Takumen’s chef, Kiyo Shinoki, is something of an authority on creating what Suga called, “Non-traditional Japanese food that is somehow Japanese to us.” As the chef at Bohemian, the only-in-New York, referral-only restaurant behind a butcher shop in NoHo, and the mastermind of the menu at Bar Goto, he’s known for playing with Japanese flavors and local ingredients.
The small plates at Takumen, like the wings and the Cajun tako-octopus are delicious enough to order a second round once you scarf down the first. I loved the creamy, subtly spicy potato salad, though my dining companions were less impressed. That “secret guacamole” comes with house-made potato chips, and Suga told me that a Mexican line cook shared his recipe with Shinoki years ago, and that’s why they’re not telling what makes it so good. You don’t generally expect a place that serves lots of different dishes to excel at ramen–from noodle texture to broth it’s an obsessive game, but truly, Takumen is dishing up some of the best bowls in the city. The one thing I wasn’t impressed by was the sushi. My yakiniku BBQ roll didn’t do justice to the short ribs or the roll.
Part of what makes Takumen such an excellent neighborhood restaurant on so many different levels is the deep interest everyone involved takes in local collaborations. Sachiko Shinoki, Kiyo’s wife, designed the space, inspired by a West Coast road trip, said Suga. The dishware, including colorful ramen bowls handcrafted by Brooke Winfrey of btw ceramics in Greenpoint (she’s since moved to L.A.) and other pieces from New York ceramics artists, was designed specifically for Takumen. Every few months a new collection of artwork from a local artists goes up on the walls. Alongside the Parlor Coffee, Takumen serves Matchabar matcha. And while Morgenstern’s, the inventive ice cream parlor on the Lower East Side, doesn’t do wholesale as a rule, Shinoki worked with them at Bohemian, and convinced the purveyor to create a restaurant account for Takumen.

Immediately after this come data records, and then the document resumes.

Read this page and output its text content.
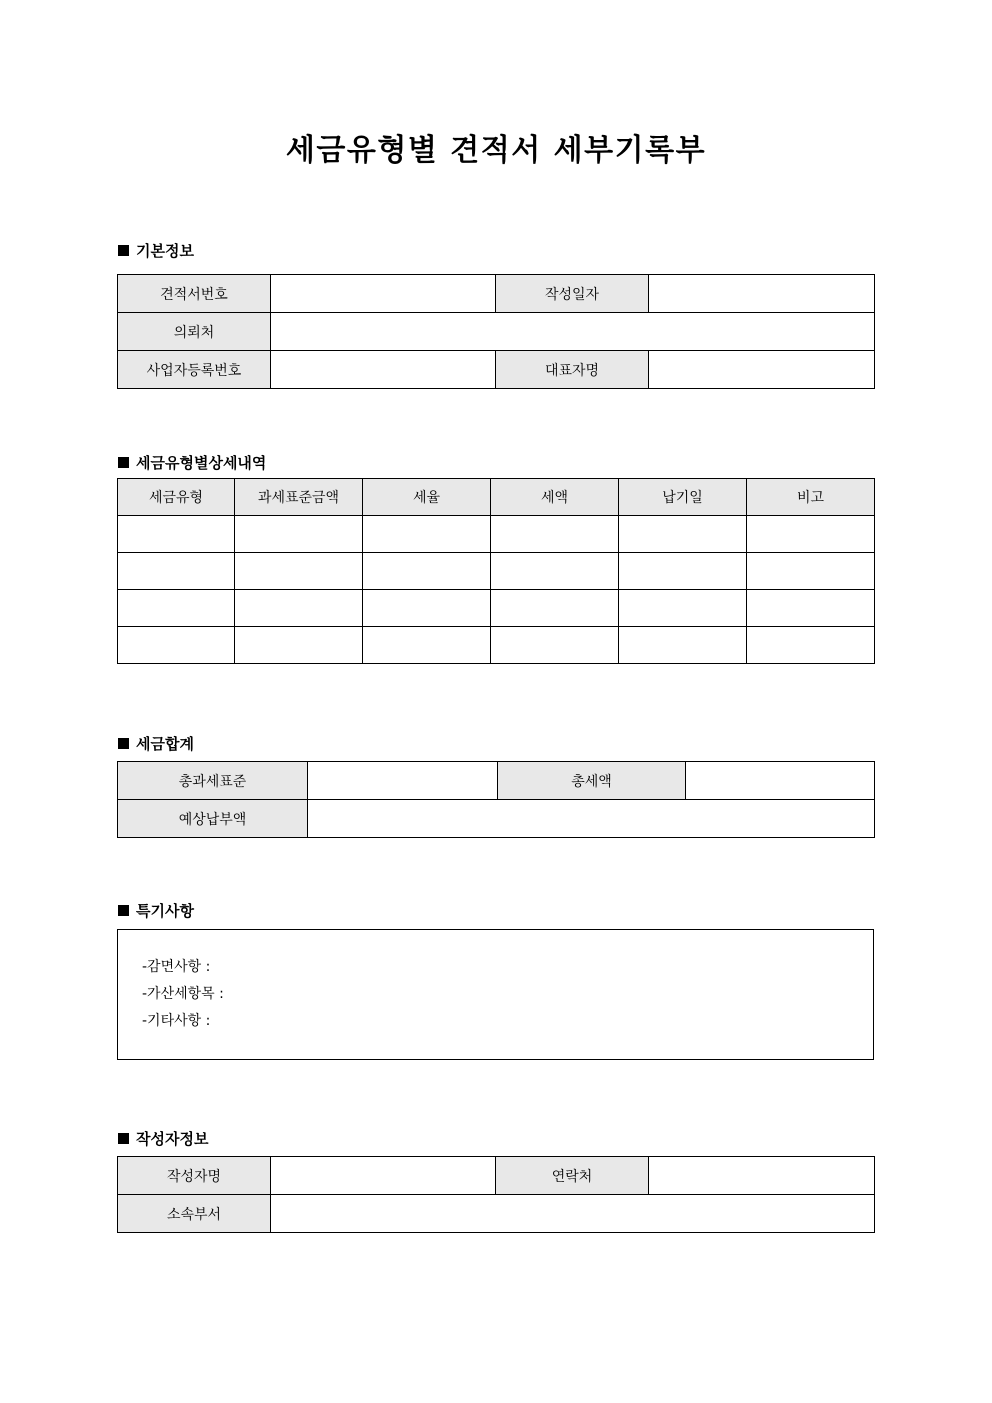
세금유형별 견적서 세부기록부
기본정보
견적서번호		작성일자	
의뢰처			
사업자등록번호		대표자명	
세금유형별상세내역
세금유형	과세표준금액	세율	세액	납기일	비고

세금합계
총과세표준		총세액	
예상납부액			
특기사항
-감면사항 :
-가산세항목 :
-기타사항 :
작성자정보
작성자명		연락처	
소속부서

“We like working with people who have very strong feelings toward what they do” said Suga. “They’re passionate about what they do, and that’s how Kiyo approaches food.”
There’s a purposeful cohesion to the space, both physical and experiential, that they’ve created. “We wanted to create a space for local people with international food and a real experience,” said Suga. “We think about ingredients, which dishes go on which plates, it all comes together with good food, good plates, good service, something everyone can appreciate.”